誰を呼び込んでもその問題は発生するのだが、信用できる者だけを呼ぶことにして、運営上の手間を減らすことを優先した。
そもそもハジメもパティもこれだけで儲けを出そうという気はない。
だったら最初から仲間内だけで分けるだけで十分だという事になった。
誰にでも出来る商売なので、真似する者は出てくるだろうが、それはそれで問題はない。
採掘できる種類が増えれば増えるだけ、誰にとっても有難いことなのだから。
他のプレイヤーを呼び込むにあたって、拠点を少しだけ改装した。
エリアに向かうための待機部屋を作ったのだ。
そうすることによって、ハジメたちの生活スペースに他者を入れないようにすることが出来る。
一度に呼び込むパーティは数チームを予定しているので、かなり大きな部屋を用意した。
その部屋には、各エリアに向かうドアと生活スペースに向かうドアがある。
生活スペースに向かうドアは、当然登録した者しか出入りできないようになっている。
個人個人の魔力を読み取るタイプの鍵なので、登録者以外の者が生活スペースに入ってくることは無い。

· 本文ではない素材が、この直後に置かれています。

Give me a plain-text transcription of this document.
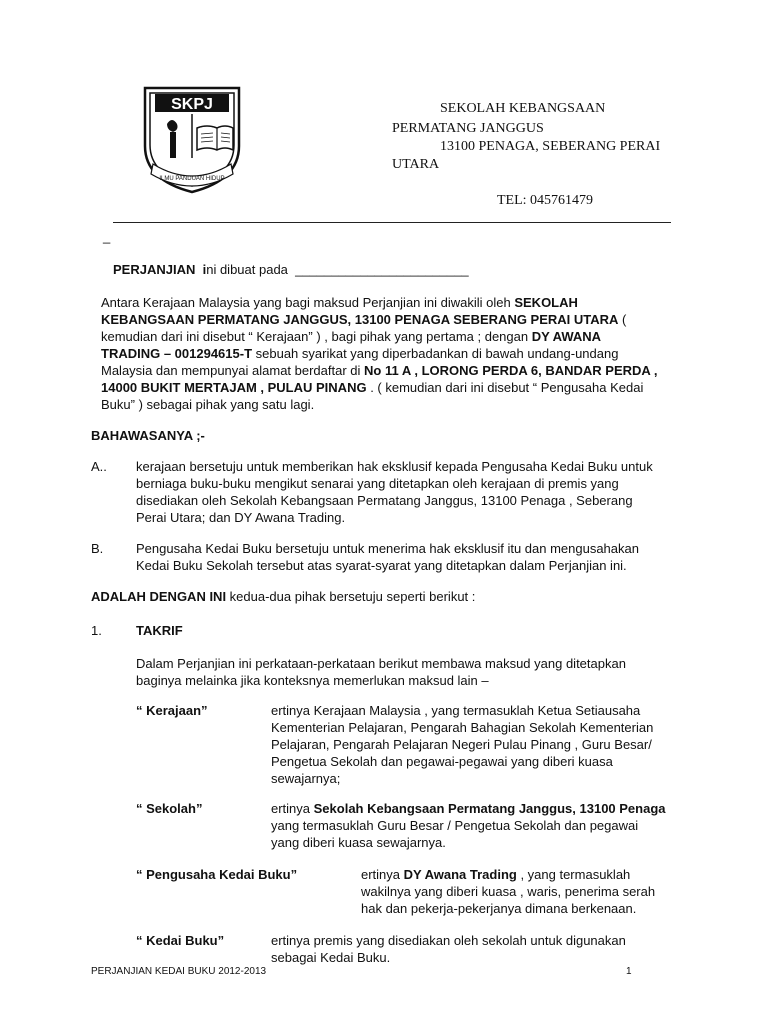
SKPJ
ILMU PANDUAN HIDUP
SEKOLAH KEBANGSAAN
PERMATANG JANGGUS
13100 PENAGA, SEBERANG PERAI
UTARA
TEL: 045761479
_
PERJANJIAN ini dibuat pada ________________________
Antara Kerajaan Malaysia yang bagi maksud Perjanjian ini diwakili oleh SEKOLAH KEBANGSAAN PERMATANG JANGGUS, 13100 PENAGA SEBERANG PERAI UTARA ( kemudian dari ini disebut “ Kerajaan” ) , bagi pihak yang pertama ; dengan DY AWANA TRADING – 001294615-T sebuah syarikat yang diperbadankan di bawah undang-undang Malaysia dan mempunyai alamat berdaftar di No 11 A , LORONG PERDA 6, BANDAR PERDA , 14000 BUKIT MERTAJAM , PULAU PINANG . ( kemudian dari ini disebut “ Pengusaha Kedai Buku” ) sebagai pihak yang satu lagi.
BAHAWASANYA ;-
A.. kerajaan bersetuju untuk memberikan hak eksklusif kepada Pengusaha Kedai Buku untuk berniaga buku-buku mengikut senarai yang ditetapkan oleh kerajaan di premis yang disediakan oleh Sekolah Kebangsaan Permatang Janggus, 13100 Penaga , Seberang Perai Utara; dan DY Awana Trading.
B.	Pengusaha Kedai Buku bersetuju untuk menerima hak eksklusif itu dan mengusahakan Kedai Buku Sekolah tersebut atas syarat-syarat yang ditetapkan dalam Perjanjian ini.
ADALAH DENGAN INI kedua-dua pihak bersetuju seperti berikut :
1.	TAKRIF
Dalam Perjanjian ini perkataan-perkataan berikut membawa maksud yang ditetapkan baginya melainka jika konteksnya memerlukan maksud lain –
“ Kerajaan”	ertinya Kerajaan Malaysia , yang termasuklah Ketua Setiausaha Kementerian Pelajaran, Pengarah Bahagian Sekolah Kementerian Pelajaran, Pengarah Pelajaran Negeri Pulau Pinang , Guru Besar/ Pengetua Sekolah dan pegawai-pegawai yang diberi kuasa sewajarnya;
“ Sekolah”	ertinya Sekolah Kebangsaan Permatang Janggus, 13100 Penaga yang termasuklah Guru Besar / Pengetua Sekolah dan pegawai yang diberi kuasa sewajarnya.
“ Pengusaha Kedai Buku”	ertinya DY Awana Trading , yang termasuklah wakilnya yang diberi kuasa , waris, penerima serah hak dan pekerja-pekerjanya dimana berkenaan.
“ Kedai Buku”	ertinya premis yang disediakan oleh sekolah untuk digunakan sebagai Kedai Buku.
PERJANJIAN KEDAI BUKU 2012-2013	1
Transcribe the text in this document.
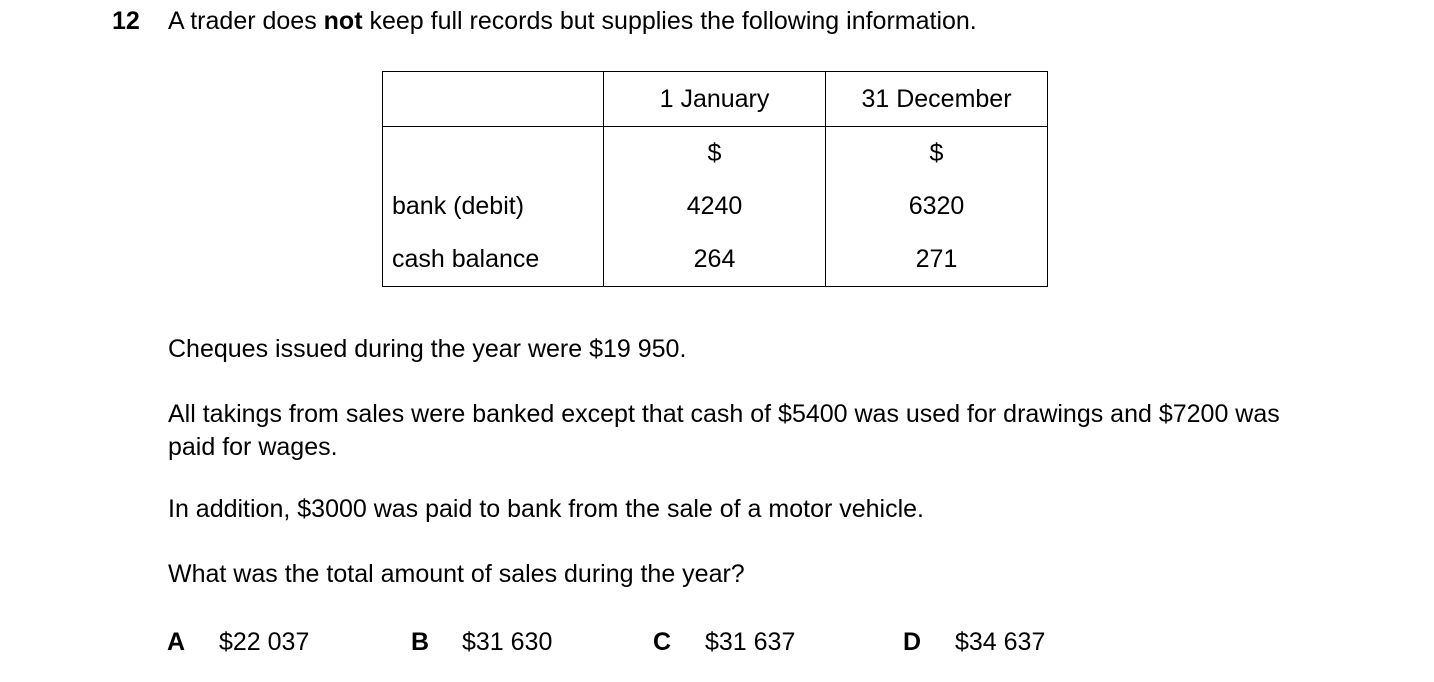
12 A trader does not keep full records but supplies the following information.
	1 January	31 December
	$	$
bank (debit)	4240	6320
cash balance	264	271
Cheques issued during the year were $19 950.
All takings from sales were banked except that cash of $5400 was used for drawings and $7200 was paid for wages.
In addition, $3000 was paid to bank from the sale of a motor vehicle.
What was the total amount of sales during the year?
A $22 037	B $31 630	C $31 637	D $34 637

それ以外にも採掘した鉱石を計量するための道具を設置したりしてそれなりのGPを使ったが、回復薬騒動の時の収入がかなりあったので、十分に賄えた。
イリスも必要経費だと分かっているので、渋らずにすんなりと許可してくれた。
勿論、必要ない物は必要ないとしっかりと口を出していたが。
全ての準備を整えて、いよいよ初めて拠点に別のパーティを呼び込むことになったのである。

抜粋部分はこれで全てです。